Cour d’appel de Aix-en-Provence, le 17 février 2026, n°21/13040

La Cour d’appel d’Aix-en-Provence, dans un arrêt du 17 février 2026, a été saisie d’un litige relatif à la mise en œuvre de la garantie des vices cachés. L’acquéreur d’un appartement avait constaté peu après la vente d’importantes infiltrations d’eau rendant le logement inhabitable. Le Tribunal judiciaire de Grasse, par un jugement du 31 mai 2021, avait condamné le vendeur professionnel à réparer plusieurs préjudices, dont une indemnité de relogement. Le vendeur a interjeté appel en limitant son moyen à la contestation de cette indemnité. L’acquéreur a formé un appel incident concernant d’autres chefs de préjudice. La Cour d’appel devait déterminer la nature et l’étendue des préjudices indemnisables en cas de vice caché connu du vendeur. Elle infirme le jugement sur la qualification du préjudice de relogement, mais reconnaît un préjudice de jouissance distinct qu’elle évalue à dix mille euros. La solution retenue opère une distinction rigoureuse entre les préjudices réparables et confirme l’exigence d’un lien de causalité direct.

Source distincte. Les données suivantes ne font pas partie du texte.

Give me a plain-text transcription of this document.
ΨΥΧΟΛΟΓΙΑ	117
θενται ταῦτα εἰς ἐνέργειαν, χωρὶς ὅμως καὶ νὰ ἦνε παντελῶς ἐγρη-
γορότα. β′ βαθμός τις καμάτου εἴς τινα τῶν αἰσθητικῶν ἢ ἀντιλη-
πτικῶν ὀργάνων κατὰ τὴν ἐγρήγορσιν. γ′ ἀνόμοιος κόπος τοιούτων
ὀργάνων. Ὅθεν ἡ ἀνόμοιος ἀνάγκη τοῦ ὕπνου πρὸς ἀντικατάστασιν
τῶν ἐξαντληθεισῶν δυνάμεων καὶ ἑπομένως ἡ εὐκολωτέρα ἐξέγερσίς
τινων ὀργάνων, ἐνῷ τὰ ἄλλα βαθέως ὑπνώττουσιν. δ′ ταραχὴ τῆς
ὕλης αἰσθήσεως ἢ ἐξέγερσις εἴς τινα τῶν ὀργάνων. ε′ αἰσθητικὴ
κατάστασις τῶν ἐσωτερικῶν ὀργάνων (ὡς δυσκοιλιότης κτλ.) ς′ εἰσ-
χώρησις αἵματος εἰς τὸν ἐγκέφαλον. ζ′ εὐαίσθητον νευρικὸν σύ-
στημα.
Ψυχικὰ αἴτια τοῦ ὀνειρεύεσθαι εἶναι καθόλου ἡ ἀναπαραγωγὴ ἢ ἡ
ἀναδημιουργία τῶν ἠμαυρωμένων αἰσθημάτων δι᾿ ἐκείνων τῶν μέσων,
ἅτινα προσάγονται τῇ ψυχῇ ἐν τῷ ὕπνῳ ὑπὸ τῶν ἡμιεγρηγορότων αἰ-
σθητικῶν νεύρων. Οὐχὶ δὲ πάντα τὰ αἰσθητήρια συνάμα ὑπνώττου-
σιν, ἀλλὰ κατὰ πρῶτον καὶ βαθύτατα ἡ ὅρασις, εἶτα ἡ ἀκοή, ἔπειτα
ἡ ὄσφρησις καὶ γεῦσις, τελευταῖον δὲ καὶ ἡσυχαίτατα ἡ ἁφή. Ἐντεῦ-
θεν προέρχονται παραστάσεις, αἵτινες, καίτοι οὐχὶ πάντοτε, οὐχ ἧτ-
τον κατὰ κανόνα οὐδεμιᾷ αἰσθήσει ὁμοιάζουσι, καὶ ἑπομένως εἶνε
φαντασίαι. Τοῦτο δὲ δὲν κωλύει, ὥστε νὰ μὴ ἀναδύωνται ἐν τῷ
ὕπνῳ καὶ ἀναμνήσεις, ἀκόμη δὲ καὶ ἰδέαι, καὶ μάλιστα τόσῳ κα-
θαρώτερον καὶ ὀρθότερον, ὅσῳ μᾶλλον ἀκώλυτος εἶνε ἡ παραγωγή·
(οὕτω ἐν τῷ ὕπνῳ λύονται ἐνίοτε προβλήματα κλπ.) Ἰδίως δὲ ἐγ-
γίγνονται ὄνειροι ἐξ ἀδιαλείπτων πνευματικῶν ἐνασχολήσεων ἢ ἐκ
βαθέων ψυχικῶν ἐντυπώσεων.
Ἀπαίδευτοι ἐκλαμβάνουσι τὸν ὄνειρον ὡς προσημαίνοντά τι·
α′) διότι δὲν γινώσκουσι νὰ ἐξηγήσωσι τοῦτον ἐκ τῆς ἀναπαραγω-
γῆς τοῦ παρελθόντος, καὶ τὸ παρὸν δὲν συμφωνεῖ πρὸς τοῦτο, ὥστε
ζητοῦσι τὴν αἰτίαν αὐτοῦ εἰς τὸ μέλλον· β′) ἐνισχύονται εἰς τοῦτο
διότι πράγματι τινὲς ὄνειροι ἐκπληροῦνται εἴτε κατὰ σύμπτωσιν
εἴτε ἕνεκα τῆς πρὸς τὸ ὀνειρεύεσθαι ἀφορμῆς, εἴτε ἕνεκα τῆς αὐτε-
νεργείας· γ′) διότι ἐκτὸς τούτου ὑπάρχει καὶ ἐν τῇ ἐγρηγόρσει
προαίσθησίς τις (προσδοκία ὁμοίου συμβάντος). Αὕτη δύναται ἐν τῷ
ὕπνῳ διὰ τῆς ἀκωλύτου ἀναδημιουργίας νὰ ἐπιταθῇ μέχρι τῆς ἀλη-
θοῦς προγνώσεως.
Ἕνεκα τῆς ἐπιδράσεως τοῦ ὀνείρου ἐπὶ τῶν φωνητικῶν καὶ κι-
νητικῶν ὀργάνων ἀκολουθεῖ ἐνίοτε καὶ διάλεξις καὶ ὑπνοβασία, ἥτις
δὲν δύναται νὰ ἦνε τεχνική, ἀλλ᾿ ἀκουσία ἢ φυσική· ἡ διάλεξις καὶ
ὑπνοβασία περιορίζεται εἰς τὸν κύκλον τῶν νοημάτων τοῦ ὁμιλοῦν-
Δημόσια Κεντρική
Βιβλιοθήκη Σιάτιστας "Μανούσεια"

La Cour d’appel écarte d’abord l’indemnisation d’un préjudice de relogement au motif que l’acquéreur “ne justifie pas s’être lui-même acquitté d’un loyer”. Elle constate que le relogement s’est effectué de manière gratuite chez des proches. Dès lors, “il n’existe pas de préjudice de relogement stricto sensu”. Cette analyse s’inscrit dans une application stricte du principe de réparation intégrale, qui exige la preuve d’une perte patrimoniale effective. La Cour rappelle ainsi que la garantie des vices cachés ne saurait constituer une source d’enrichissement sans perte. Elle réaffirme une jurisprudence constante exigeant la justification concrète des dépenses alléguées. Cette rigueur probatoire est caractéristique du contrôle exercé par les juges du fond sur l’évaluation des préjudices économiques. Elle peut toutefois sembler sévère, l’hébergement gratuit n’étant pas nécessairement sans coût moral ou organisationnel pour la victime. La solution illustre la distinction fondamentale entre le préjudice matériel, qui doit être prouvé, et le préjudice moral, dont la prise en compte relève d’une autre qualification.

En revanche, la Cour reconnaît et évalue un préjudice de jouissance distinct. Elle estime que “le principe du préjudice de jouissance souffert par [l’acquéreur] est établi en ce que ce dernier n’a pu faire usage de son bien”. Pour en déterminer la durée, elle rejette l’argument du vendeur fondé sur la faute de la victime. Elle considère que l’acquéreur “a pu légitimement refuser” que le vendeur procède lui-même aux travaux, le lien de confiance étant altéré. Elle écarte également la thèse d’une aggravation du préjudice par négligence, faute de preuve suffisante. La Cour fixe alors la durée du préjudice jusqu’à la date du rapport d’expertise et l’évalue forfaitairement à dix mille euros. Cette démarche opère une requalification juridique pertinente. Elle permet d’indemniser la perte d’usage du bien, préjudice certain même en l’absence de frais de loyer. L’évaluation forfaitaire, fondée sur la valeur locative du bien, témoigne d’un pouvoir souverain d’appréciation. Cette solution assure une réparation équitable sans exiger une preuve impossible de dépenses non engagées. Elle respecte le principe de réparation intégrale tout en évitant tout enrichissement sans cause.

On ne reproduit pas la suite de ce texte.